In a tough economy, it's no surprise to see more stories about CIOs who want to do more with less and those who are looking to open source to do that. After all, it is "priced right" as Linux Foundation executive director Jim Zemlin told eWEEK recently.
Interestingly, though, CNET News blogger Matt Asay wondered last week whether the economic downturn will mean the end of independent open source companies like Red Hat. He noted, "[I]f Red Hat's stock continues to tumble it becomes ripe for an Oracle acquisition." The company has begun a stock buy back to maintain its stock prices. He concluded:
Losing Red Hat as an independent open-source vendor would effectively call an end to open source as a standalone software strategy. Some may cheer at this prospect, but I think the software world would be poorer for having open source serve as a minor component in everyone's arsenal, rather than having Red Hat showcase that it's a viable business strategy on its own.

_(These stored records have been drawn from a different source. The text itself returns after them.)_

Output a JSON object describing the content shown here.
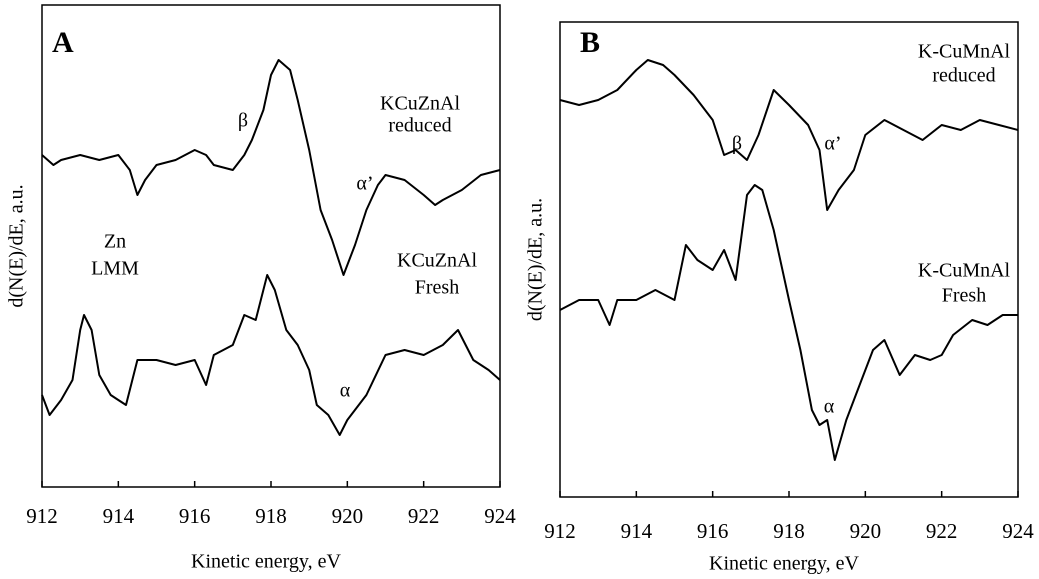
{
  "chart_data": [
    {
      "type": "line",
      "panel_label": "A",
      "x_label": "Kinetic energy, eV",
      "y_label": "d(N(E)/dE, a.u.",
      "xlim": [
        912,
        924
      ],
      "xticks": [
        912,
        914,
        916,
        918,
        920,
        922,
        924
      ],
      "ylim": [
        0,
        482
      ],
      "annotations": [
        "KCuZnAl",
        "reduced",
        "β",
        "α’",
        "Zn",
        "LMM",
        "KCuZnAl",
        "Fresh",
        "α"
      ],
      "series": [
        {
          "color": "#000000",
          "x": [
            912,
            912.3,
            912.5,
            913,
            913.5,
            914,
            914.3,
            914.5,
            914.7,
            915,
            915.5,
            916,
            916.3,
            916.5,
            917,
            917.3,
            917.5,
            917.8,
            918,
            918.2,
            918.5,
            918.7,
            919,
            919.3,
            919.6,
            919.9,
            920.2,
            920.5,
            920.8,
            921,
            921.5,
            922,
            922.3,
            922.5,
            923,
            923.5,
            924
          ],
          "values": [
            332,
            322,
            327,
            332,
            327,
            332,
            317,
            292,
            307,
            322,
            327,
            337,
            332,
            322,
            317,
            332,
            347,
            377,
            412,
            427,
            417,
            387,
            337,
            277,
            247,
            212,
            242,
            277,
            302,
            312,
            307,
            292,
            282,
            287,
            297,
            312,
            317
          ]
        },
        {
          "color": "#000000",
          "x": [
            912,
            912.2,
            912.5,
            912.8,
            913,
            913.1,
            913.3,
            913.5,
            913.8,
            914,
            914.2,
            914.5,
            915,
            915.5,
            916,
            916.3,
            916.5,
            917,
            917.3,
            917.6,
            917.9,
            918.1,
            918.4,
            918.7,
            919,
            919.2,
            919.5,
            919.8,
            920,
            920.5,
            921,
            921.5,
            922,
            922.5,
            922.9,
            923.3,
            923.7,
            924
          ],
          "values": [
            92,
            72,
            87,
            107,
            157,
            172,
            157,
            112,
            92,
            87,
            82,
            127,
            127,
            122,
            127,
            102,
            132,
            142,
            172,
            167,
            212,
            197,
            157,
            142,
            117,
            82,
            72,
            52,
            67,
            92,
            132,
            137,
            132,
            142,
            157,
            127,
            117,
            107
          ]
        }
      ]
    },
    {
      "type": "line",
      "panel_label": "B",
      "x_label": "Kinetic energy, eV",
      "y_label": "d(N(E)/dE, a.u.",
      "xlim": [
        912,
        924
      ],
      "xticks": [
        912,
        914,
        916,
        918,
        920,
        922,
        924
      ],
      "ylim": [
        0,
        475
      ],
      "annotations": [
        "K-CuMnAl",
        "reduced",
        "β",
        "α’",
        "K-CuMnAl",
        "Fresh",
        "α"
      ],
      "series": [
        {
          "color": "#000000",
          "x": [
            912,
            912.5,
            913,
            913.5,
            914,
            914.3,
            914.7,
            915,
            915.5,
            916,
            916.3,
            916.6,
            916.9,
            917.2,
            917.6,
            918,
            918.5,
            918.8,
            919,
            919.3,
            919.7,
            920,
            920.5,
            921,
            921.5,
            922,
            922.5,
            923,
            923.5,
            924
          ],
          "values": [
            397,
            392,
            397,
            407,
            427,
            437,
            432,
            422,
            402,
            377,
            342,
            347,
            337,
            362,
            407,
            392,
            372,
            347,
            287,
            307,
            327,
            362,
            377,
            367,
            357,
            372,
            367,
            377,
            372,
            367
          ]
        },
        {
          "color": "#000000",
          "x": [
            912,
            912.5,
            913,
            913.3,
            913.5,
            914,
            914.5,
            915,
            915.3,
            915.6,
            916,
            916.3,
            916.6,
            916.9,
            917.1,
            917.3,
            917.6,
            918,
            918.3,
            918.6,
            918.8,
            919,
            919.2,
            919.5,
            919.8,
            920.2,
            920.5,
            920.9,
            921.3,
            921.7,
            922,
            922.3,
            922.8,
            923.2,
            923.6,
            924
          ],
          "values": [
            187,
            197,
            197,
            172,
            197,
            197,
            207,
            197,
            252,
            237,
            227,
            247,
            217,
            302,
            312,
            307,
            267,
            197,
            147,
            87,
            72,
            77,
            37,
            77,
            107,
            147,
            157,
            122,
            142,
            137,
            142,
            162,
            177,
            172,
            182,
            182
          ]
        }
      ]
    }
  ]
}
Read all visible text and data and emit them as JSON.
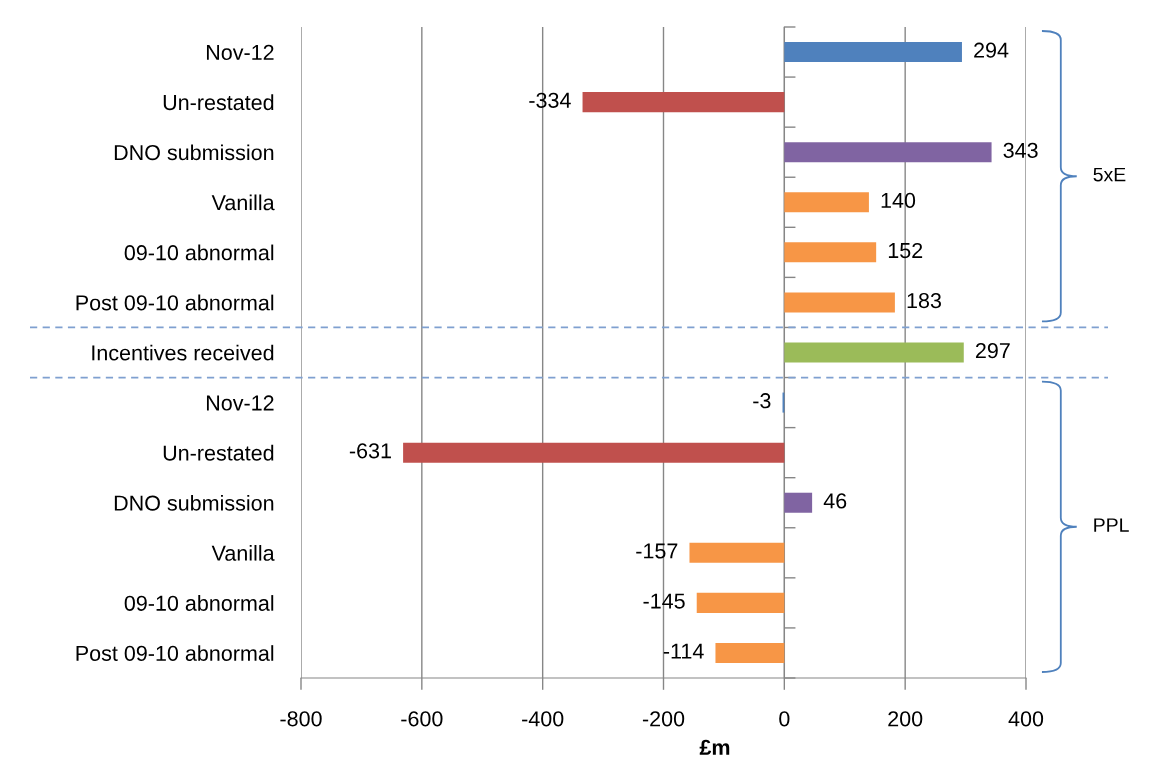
{
  "chart_data": {
    "type": "bar",
    "orientation": "horizontal",
    "xlabel": "£m",
    "categories": [
      "Nov-12",
      "Un-restated",
      "DNO submission",
      "Vanilla",
      "09-10 abnormal",
      "Post 09-10 abnormal",
      "Incentives received",
      "Nov-12",
      "Un-restated",
      "DNO submission",
      "Vanilla",
      "09-10 abnormal",
      "Post 09-10 abnormal"
    ],
    "values": [
      294,
      -334,
      343,
      140,
      152,
      183,
      297,
      -3,
      -631,
      46,
      -157,
      -145,
      -114
    ],
    "colors": [
      "#4f81bd",
      "#c0504d",
      "#8064a2",
      "#f79646",
      "#f79646",
      "#f79646",
      "#9bbb59",
      "#4f81bd",
      "#c0504d",
      "#8064a2",
      "#f79646",
      "#f79646",
      "#f79646"
    ],
    "xlim": [
      -800,
      400
    ],
    "xticks": [
      -800,
      -600,
      -400,
      -200,
      0,
      200,
      400
    ],
    "grid": "x",
    "data_labels": true,
    "annotations": [
      "5xE",
      "PPL"
    ]
  }
}
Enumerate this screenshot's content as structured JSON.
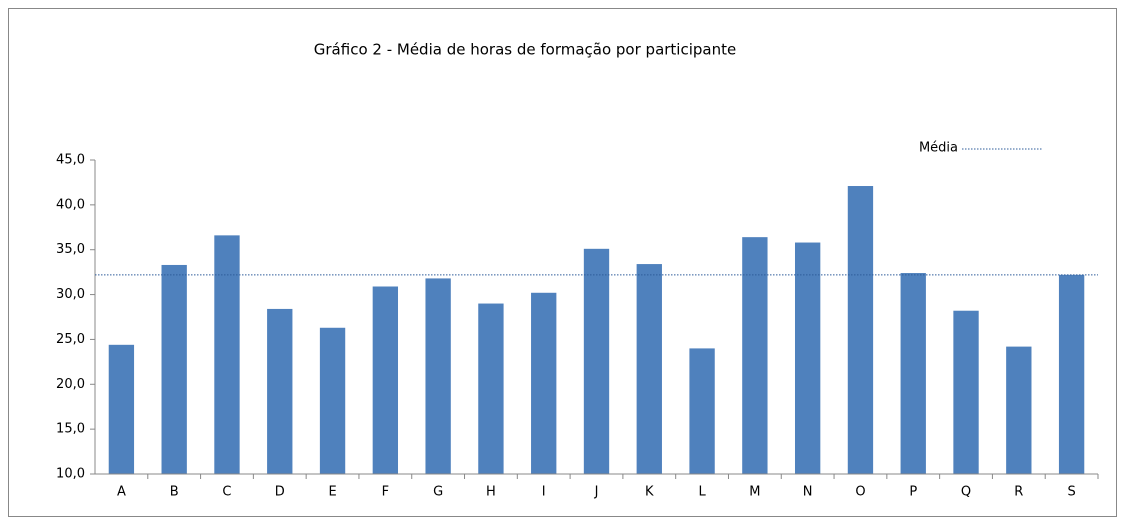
{
  "chart_data": {
    "type": "bar",
    "title": "Gráfico 2 -  Média de horas de formação por participante",
    "categories": [
      "A",
      "B",
      "C",
      "D",
      "E",
      "F",
      "G",
      "H",
      "I",
      "J",
      "K",
      "L",
      "M",
      "N",
      "O",
      "P",
      "Q",
      "R",
      "S"
    ],
    "values": [
      24.4,
      33.3,
      36.6,
      28.4,
      26.3,
      30.9,
      31.8,
      29.0,
      30.2,
      35.1,
      33.4,
      24.0,
      36.4,
      35.8,
      42.1,
      32.4,
      28.2,
      24.2,
      32.2
    ],
    "color": "#4f81bd",
    "ylim": [
      10,
      45
    ],
    "yticks": [
      {
        "value": 10,
        "label": "10,0"
      },
      {
        "value": 15,
        "label": "15,0"
      },
      {
        "value": 20,
        "label": "20,0"
      },
      {
        "value": 25,
        "label": "25,0"
      },
      {
        "value": 30,
        "label": "30,0"
      },
      {
        "value": 35,
        "label": "35,0"
      },
      {
        "value": 40,
        "label": "40,0"
      },
      {
        "value": 45,
        "label": "45,0"
      }
    ],
    "grid": false,
    "reference_line": {
      "name": "Média",
      "value": 32.2,
      "color": "#2e5c9a"
    }
  }
}
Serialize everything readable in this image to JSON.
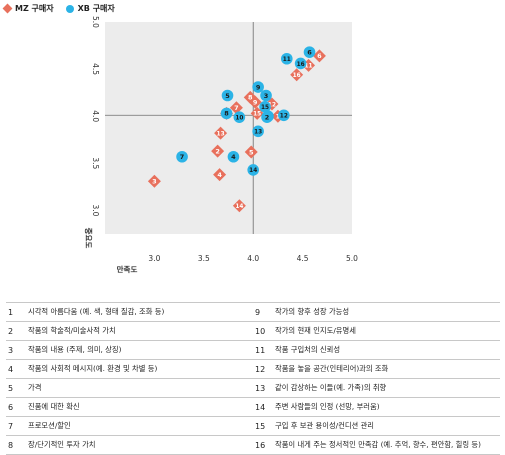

ZDNet blogger Dana Blankenhorn has a different take. He doesn't think that the economy will spell the end of standalone open source. Instead, he says:
It is true that recessions bring consolidation, and fewer choices...But turn, turn, turn...There will be a spring. And when that spring begins there will be literally thousands of entrepreneurs, and tens of thousands of coders, ready to deliver new open source solutions of all kinds to a waiting market.
In other words, even if the independents we know now don't quite make it through the recession, new ones will emerge as the market begins to come alive again.